Mexico’s President Claudia Sheinbaum has unveiled a groundbreaking 30 billion peso ($1.4 billion) nearshoring incentive package designed to solidify the nation’s role as a critical hub in North American supply chains. This initiative, part of the broader "Plan México," aims to attract investment, foster innovation, and enhance workforce capabilities, positioning Mexico as a leader in regional economic integration.
Key Highlights of the Nearshoring Program
Investment Focus:
The program dedicates 28.5 billion pesos for investments in new fixed assets and 1.5 billion pesos for training and innovation efforts.
Tax Incentives:
Companies investing in Mexico can benefit from tax deductions ranging from 35% to 91%, depending on their type of expenditure.
Eligibility and Timeline:
The incentives are available until September 30, 2030, with applications reviewed by a newly established federal committee.
Strategic Goals
President Sheinbaum emphasized that the initiative is designed to:
- Reduce dependence on imports, particularly from China.

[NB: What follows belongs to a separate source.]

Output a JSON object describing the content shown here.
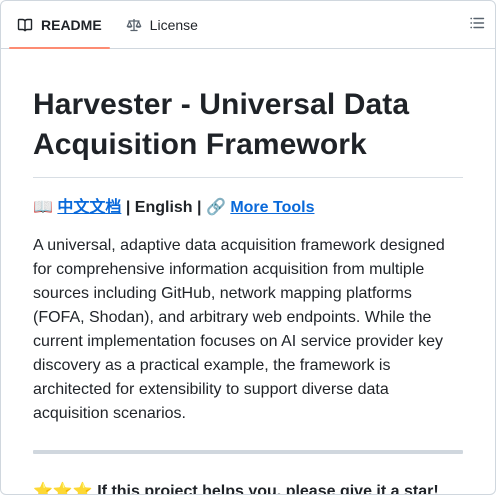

- Strengthen regional supply chains across North America.
- Create jobs and stimulate domestic economic growth.
Unlike similar global initiatives, such as the U.S.'s Inflation Reduction Act, Mexico’s program broadens eligibility to all industries that align with its goals. This inclusivity encourages not only foreign investment but also empowers domestic companies to integrate into regional supply chains.
Why It Matters
This move comes at a pivotal moment as global supply chains undergo realignment due to geopolitical tensions and economic shifts. By leveraging its strategic location and skilled labor force, Mexico is positioning itself as a key manufacturing hub for North America. The nearshoring incentives are expected to attract multinational corporations while fostering innovation and resilience within the country’s economy.
With this ambitious plan, Mexico is signaling its commitment to becoming a cornerstone of economic transformation in the region.